Colleen Burroughs, Founder of Watering Malawi, was born in Africa and grew up on the shores of Lake Malawi. When she married the now founder of Passport, David Burroughs, she asked him to return to where she grew up, and in 1995 they flew to Malawi together for the first time. Colleen and David reconnected with her childhood friend, Peter. Peter’s children and David and Colleen’s children are now friends and sing Chichewa songs together. The Burroughs visit Peter and his family as often as they can.
In December of 2005, Colleen was watching CNN and on the bottom of the screen ran in small print, 5 million at risk of death due to drought in Malawi. There would be four droughts in ten years. She was overwhelmed to think of these effects and those she knew in danger. She called anyone related to organizations that might be able to help, and she found that they were busy and focusing their efforts (and rightly so) to the tsunami in Southeast Asia and hurricane Katrina.
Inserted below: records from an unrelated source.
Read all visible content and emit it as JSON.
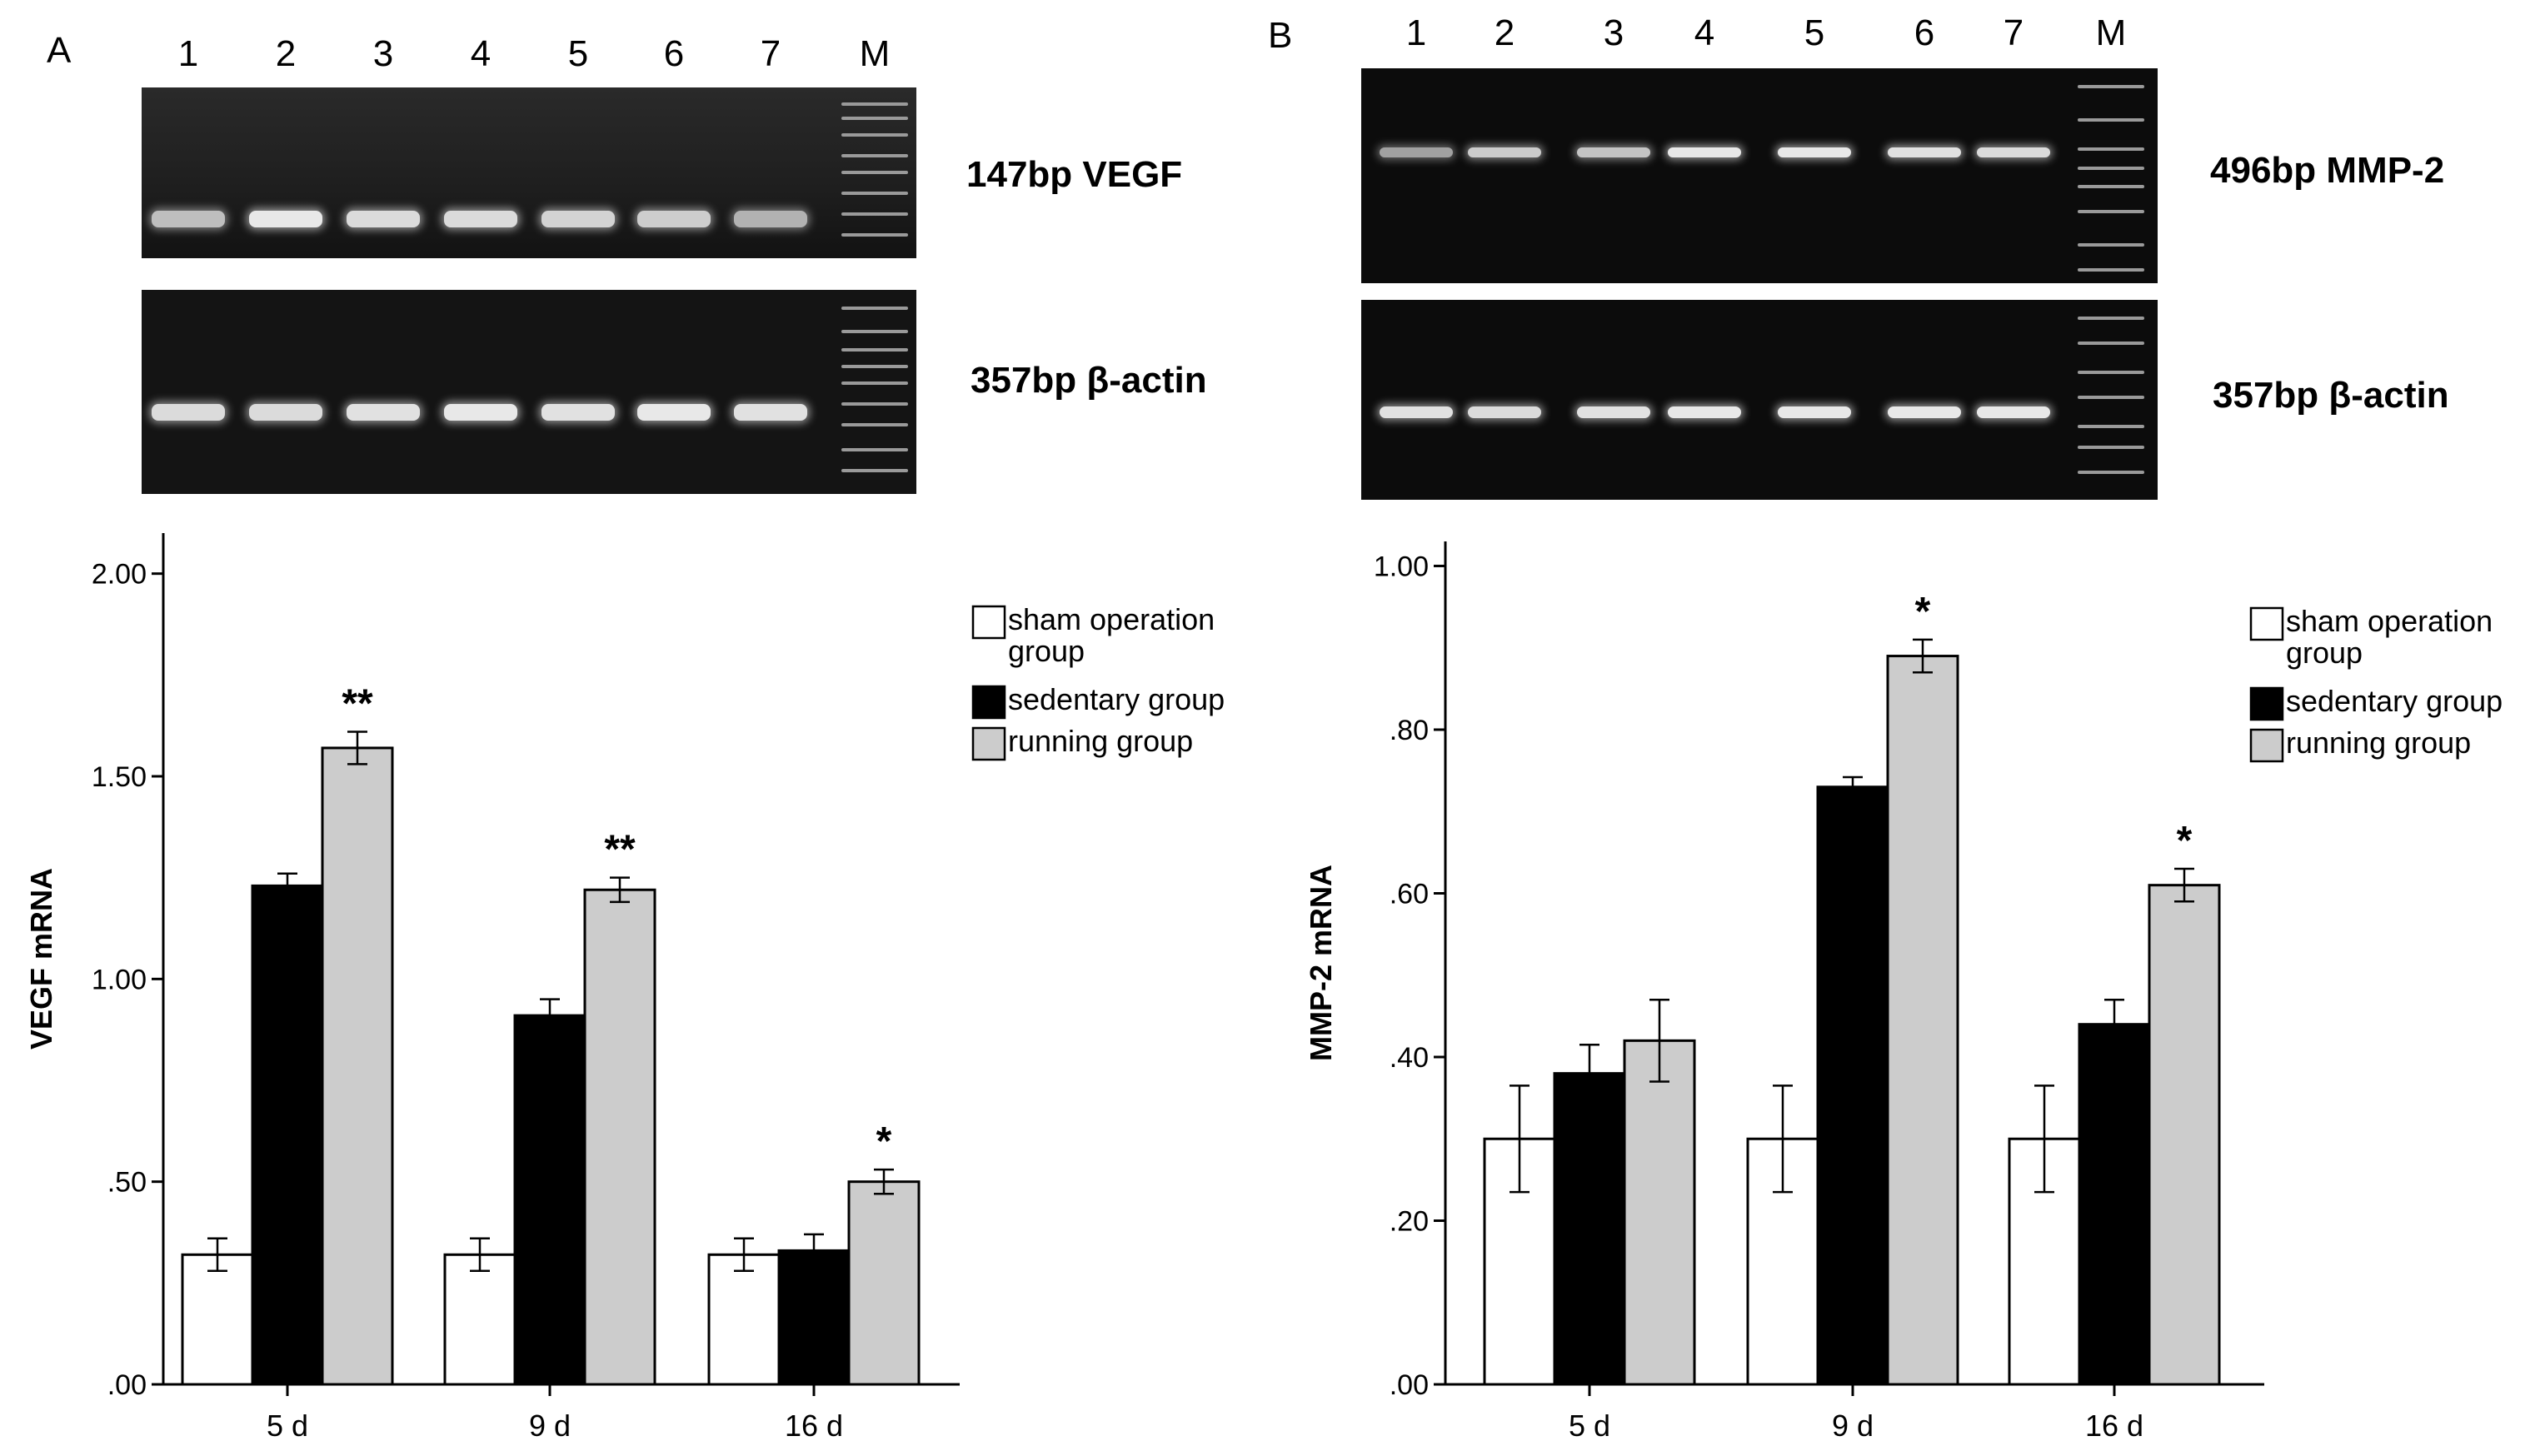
{
  "panels": [
    {
      "letter": "A",
      "lanes": [
        "1",
        "2",
        "3",
        "4",
        "5",
        "6",
        "7",
        "M"
      ],
      "gels": [
        {
          "label": "147bp VEGF",
          "band_intensity": [
            0.7,
            1.0,
            0.9,
            0.9,
            0.85,
            0.8,
            0.6
          ]
        },
        {
          "label": "357bp β-actin",
          "band_intensity": [
            0.9,
            0.9,
            0.95,
            1.0,
            0.95,
            1.0,
            0.95
          ]
        }
      ]
    },
    {
      "letter": "B",
      "lanes": [
        "1",
        "2",
        "3",
        "4",
        "5",
        "6",
        "7",
        "M"
      ],
      "gels": [
        {
          "label": "496bp MMP-2",
          "band_intensity": [
            0.5,
            0.8,
            0.75,
            1.0,
            1.0,
            0.95,
            0.9
          ]
        },
        {
          "label": "357bp β-actin",
          "band_intensity": [
            0.95,
            0.9,
            0.95,
            1.0,
            1.0,
            1.0,
            1.0
          ]
        }
      ]
    }
  ],
  "colors": {
    "sham": "#ffffff",
    "sedentary": "#000000",
    "running": "#cccccc",
    "outline": "#000000"
  },
  "chart_data": [
    {
      "type": "bar",
      "ylabel": "VEGF mRNA",
      "xlabel": "",
      "categories": [
        "5 d",
        "9 d",
        "16 d"
      ],
      "ylim": [
        0,
        2.1
      ],
      "yticks": [
        0,
        0.5,
        1.0,
        1.5,
        2.0
      ],
      "ytick_labels": [
        ".00",
        ".50",
        "1.00",
        "1.50",
        "2.00"
      ],
      "series": [
        {
          "name": "sham operation group",
          "values": [
            0.32,
            0.32,
            0.32
          ],
          "errors": [
            0.04,
            0.04,
            0.04
          ]
        },
        {
          "name": "sedentary group",
          "values": [
            1.23,
            0.91,
            0.33
          ],
          "errors": [
            0.03,
            0.04,
            0.04
          ]
        },
        {
          "name": "running group",
          "values": [
            1.57,
            1.22,
            0.5
          ],
          "errors": [
            0.04,
            0.03,
            0.03
          ]
        }
      ],
      "annotations": [
        {
          "category": "5 d",
          "series": "running group",
          "text": "**"
        },
        {
          "category": "9 d",
          "series": "running group",
          "text": "**"
        },
        {
          "category": "16 d",
          "series": "running group",
          "text": "*"
        }
      ],
      "legend": [
        "sham operation",
        "group",
        "sedentary group",
        "running group"
      ],
      "legend_position": "top-right",
      "grid": false
    },
    {
      "type": "bar",
      "ylabel": "MMP-2 mRNA",
      "xlabel": "",
      "categories": [
        "5 d",
        "9 d",
        "16 d"
      ],
      "ylim": [
        0,
        1.03
      ],
      "yticks": [
        0,
        0.2,
        0.4,
        0.6,
        0.8,
        1.0
      ],
      "ytick_labels": [
        ".00",
        ".20",
        ".40",
        ".60",
        ".80",
        "1.00"
      ],
      "series": [
        {
          "name": "sham operation group",
          "values": [
            0.3,
            0.3,
            0.3
          ],
          "errors": [
            0.065,
            0.065,
            0.065
          ]
        },
        {
          "name": "sedentary group",
          "values": [
            0.38,
            0.73,
            0.44
          ],
          "errors": [
            0.035,
            0.012,
            0.03
          ]
        },
        {
          "name": "running group",
          "values": [
            0.42,
            0.89,
            0.61
          ],
          "errors": [
            0.05,
            0.02,
            0.02
          ]
        }
      ],
      "annotations": [
        {
          "category": "9 d",
          "series": "running group",
          "text": "*"
        },
        {
          "category": "16 d",
          "series": "running group",
          "text": "*"
        }
      ],
      "legend": [
        "sham operation",
        "group",
        "sedentary group",
        "running group"
      ],
      "legend_position": "top-right",
      "grid": false
    }
  ]
}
So in January of 2006, at the youth event Faith in 3D in Disney World, Colleen challenged 2000 teens to water a country by purchasing pumps and wells. She then challenged youth at Passport camps, and they responded in big ways.
Creative responses of rock concerts, talent shows, art shows, silent auctions, t-shirt bracelets, worship services, car washes, birthday parties, sponsorships, marathons, school projects, booster clubs, private donations, vacation bible schools, religion clubs, women’s groups, community outreach, and even those who would give a dollar for every shower or load of laundry all went to give a cup of clean water for someone in Malawi and to help raise awareness for this cause.
Watering Malawi funds projects related to water that help break out of the cycle that leads to extreme poverty.
The need first began with an urgency to provide access to clean water due to droughts. It is not as simple as drilling wells. With water, comes the need for bathrooms. Airborne disease can be spread through the latrines and that leads to students not attending school. Therefore, the need arose for sanitation education. Do you know if you wash your hands, you cut the risk of illness by 50%?
To continue its work, Watering Malawi continues to ask, ”What is the best way to help right now?”
The Burroughs go back to visit every other year to hold accountable the work that students fund. In 2011, Passport hosted an international camp in Malawi where students from the United States joined students in Malawi on a Walk for Water. Together they will learn from one another and see the fruits of their gifts and commitment to bring clean water to the thirsty.